Il club rossonero ha chiesto al suo presidente un anticipo da 10 milioni per il secondo aumento di capitale previsto per il mese di giugno.

Fonte “Twitter”

In questi giorni rimbalzano notizie allarmanti sulla proprietà cinese del Milan, capitanata da Yonghong Li, sul quale emergono forti dubbi sulla sua solidità economica e su come abbia prelevato la società rossonera nello scorso aprile. Tra i tanti rumors, ci sarebbe quello riguardante la richiesta da parte del Milan nei confronti del suo presidente, a cui è stato chiesto un anticipo di 10 milioni di euro da versare entro fine mese.

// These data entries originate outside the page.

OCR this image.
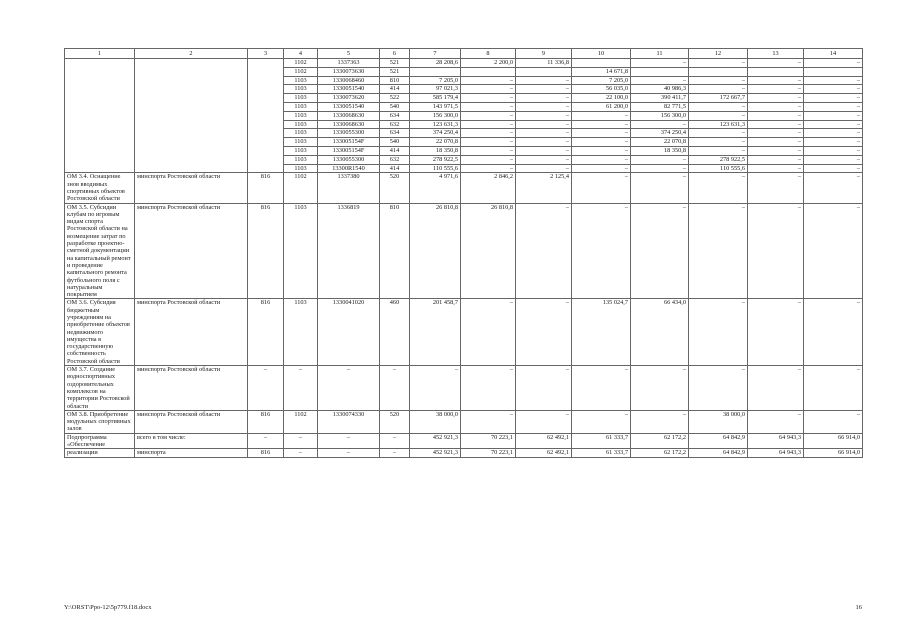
1	2	3	4	5	6	7	8	9	10	11	12	13	14
			1102	1337363	521	28 208,6	2 200,0	11 336,8		–	–	–	–
			1102	1330073630	521				14 671,8				
			1103	1330068460	810	7 205,0	–	–	7 205,0	–	–	–	–
			1103	1330051540	414	97 021,3	–	–	56 035,0	40 986,3	–	–	–
			1103	1330073620	522	585 179,4	–	–	22 100,0	390 411,7	172 667,7	–	–
			1103	1330051540	540	143 971,5	–	–	61 200,0	82 771,5	–	–	–
			1103	1330068630	634	156 300,0	–	–	–	156 300,0	–	–	–
			1103	1330068630	632	123 631,3	–	–	–	–	123 631,3	–	–
			1103	1330055300	634	374 250,4	–	–	–	374 250,4	–	–	–
			1103	133005154F	540	22 070,8	–	–	–	22 070,8	–	–	–
			1103	133005154F	414	18 350,8	–	–	–	18 350,8	–	–	–
			1103	1330055300	632	278 922,5	–	–	–	–	278 922,5	–	–
			1103	13300R1540	414	110 555,6	–	–	–	–	110 555,6	–	–
ОМ 3.4. Оснащение знов вводимых спортивных объектов Ростовской области	минспорта Ростовской области	816	1102	1337380	520	4 971,6	2 846,2	2 125,4	–	–	–	–	–
ОМ 3.5. Субсидии клубам по игровым видам спорта Ростовской области на возмещение затрат по разработке проектно-сметной документации на капитальный ремонт и проведение капитального ремонта футбольного поля с натуральным покрытием	минспорта Ростовской области	816	1103	1336819	810	26 810,8	26 810,8	–	–	–	–	–	–
ОМ 3.6. Субсидия бюджетным учреждениям на приобретение объектов недвижимого имущества в государственную собственность Ростовской области	минспорта Ростовской области	816	1103	1330041020	460	201 458,7	–	–	135 024,7	66 434,0	–	–	–
ОМ 3.7. Создание водноспортивных оздоровительных комплексов на территории Ростовской области	минспорта Ростовской области	–	–	–	–	–	–	–	–	–	–	–	–
ОМ 3.8. Приобретение модульных спортивных залов	минспорта Ростовской области	816	1102	1330074330	520	38 000,0	–	–	–	–	38 000,0	–	–
Подпрограмма «Обеспечение	всего в том числе:	–	–	–	–	452 921,3	70 223,1	62 492,1	61 333,7	62 172,2	64 842,9	64 943,3	66 914,0
реализации	минспорта	816	–	–	–	452 921,3	70 223,1	62 492,1	61 333,7	62 172,2	64 842,9	64 943,3	66 914,0
Y:\ORST\Ppo-12\5p779.f18.docx	16
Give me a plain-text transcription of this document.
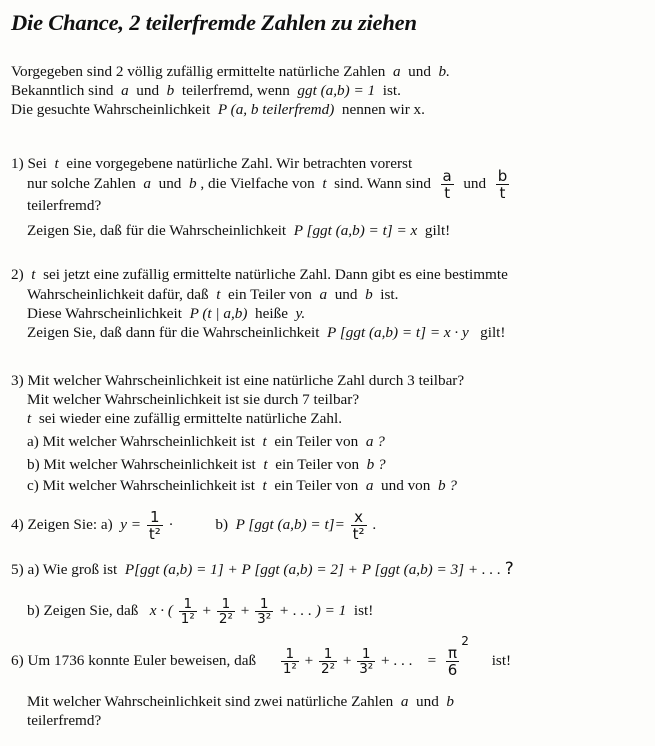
Die Chance, 2 teilerfremde Zahlen zu ziehen
Vorgegeben sind 2 völlig zufällig ermittelte natürliche Zahlen a und b.
Bekanntlich sind a und b teilerfremd, wenn ggt (a,b) = 1 ist.
Die gesuchte Wahrscheinlichkeit P (a, b teilerfremd) nennen wir x.
1) Sei t eine vorgegebene natürliche Zahl. Wir betrachten vorerst
nur solche Zahlen a und b , die Vielfache von t sind. Wann sind $\frac{a}{t}$ und $\frac{b}{t}$
teilerfremd?
Zeigen Sie, daß für die Wahrscheinlichkeit P [ggt (a,b) = t] = x gilt!
2) t sei jetzt eine zufällig ermittelte natürliche Zahl. Dann gibt es eine bestimmte
Wahrscheinlichkeit dafür, daß t ein Teiler von a und b ist.
Diese Wahrscheinlichkeit P (t | a,b) heiße y.
Zeigen Sie, daß dann für die Wahrscheinlichkeit P [ggt (a,b) = t] = x · y gilt!
3) Mit welcher Wahrscheinlichkeit ist eine natürliche Zahl durch 3 teilbar?
Mit welcher Wahrscheinlichkeit ist sie durch 7 teilbar?
t sei wieder eine zufällig ermittelte natürliche Zahl.
a) Mit welcher Wahrscheinlichkeit ist t ein Teiler von a ?
b) Mit welcher Wahrscheinlichkeit ist t ein Teiler von b ?
c) Mit welcher Wahrscheinlichkeit ist t ein Teiler von a und von b ?
4) Zeigen Sie: a) $y = \frac{1}{\text{t²}}$ ·	b) P [ggt $(a,b) = t]= \frac{x}{\text{t²}}$ .
5) a) Wie groß ist P[ggt (a,b) = 1] + P [ggt (a,b) = 2] + P [ggt (a,b) = 3] + . . . ?
b) Zeigen Sie, daß x · ( $\frac{1}{\text{1²}} + \frac{1}{\text{2²}} + \frac{1}{\text{3²}}$ + . . . ) = 1 ist!
6) Um 1736 konnte Euler beweisen, daß $\frac{1}{\text{1²}} + \frac{1}{\text{2²}} + \frac{1}{\text{3²}}$ + . . . = $\frac{\pi}{6}$
$^2$      ist!
Mit welcher Wahrscheinlichkeit sind zwei natürliche Zahlen a und b
teilerfremd?
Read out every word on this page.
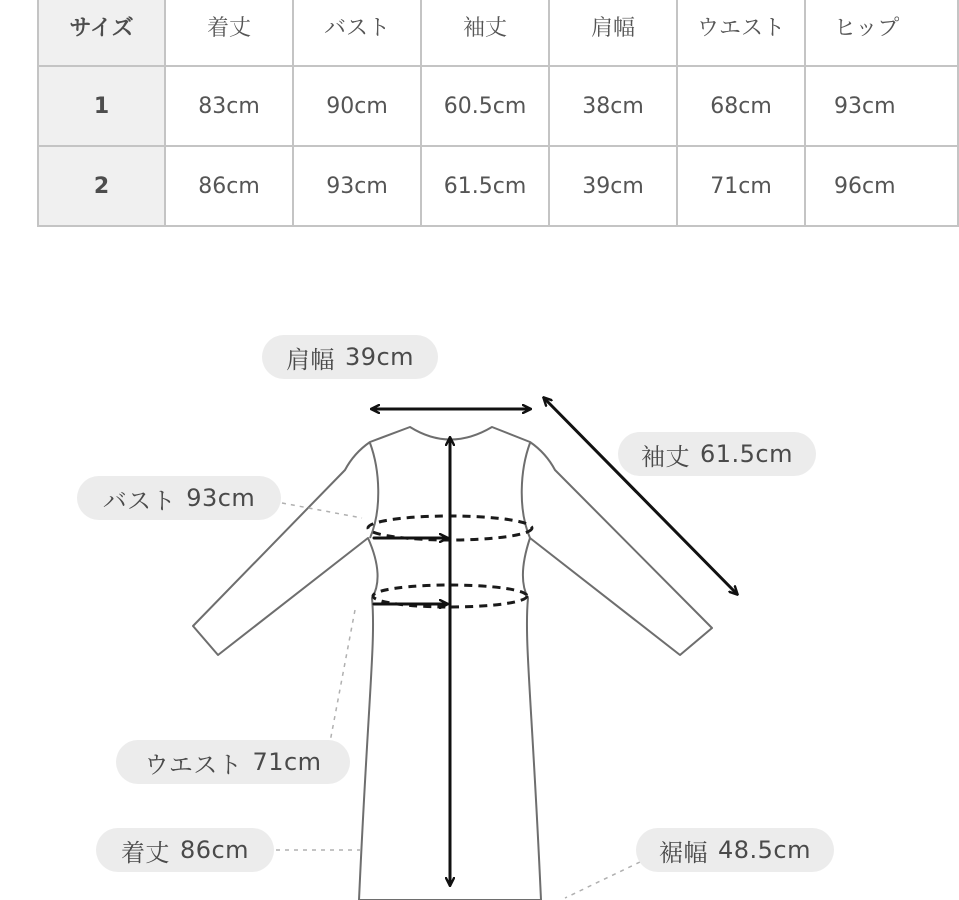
サイズ	着丈	バスト	袖丈	肩幅	ウエスト	ヒップ
1	83cm	90cm	60.5cm	38cm	68cm	93cm
2	86cm	93cm	61.5cm	39cm	71cm	96cm
肩幅 39cm
袖丈 61.5cm
バスト 93cm
ウエスト 71cm
着丈 86cm	裾幅 48.5cm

Questa cifra dovrebbe servire per il secondo aumento di capitale previsto per il mese di giugno. Nel caso, Mr Li non dovesse riuscire a garantire il versamento di questa cifra per la data prestabilita, interverrebbe il fondo americano Elliott, pronto a finanziare nuovamente il club rossonero. Aldilà delle varie voci circolate sull’azionista di maggioranza del Milan, c’è da dire che finora ha rispettato pienamente tutti gli impegni presi e si spera che continui a farlo.

Nella peggiore delle ipotesi, comunque c’è sempre Elliott a fare da paracadute, prendendosi di diritto il club e rivenderlo al miglior offerente. Alla fine il fondo americano segue le varie situazioni societarie del Milan, soprattutto per salvaguardare i propri interessi e garantire un futuro sereno al club di via Aldo Rossi.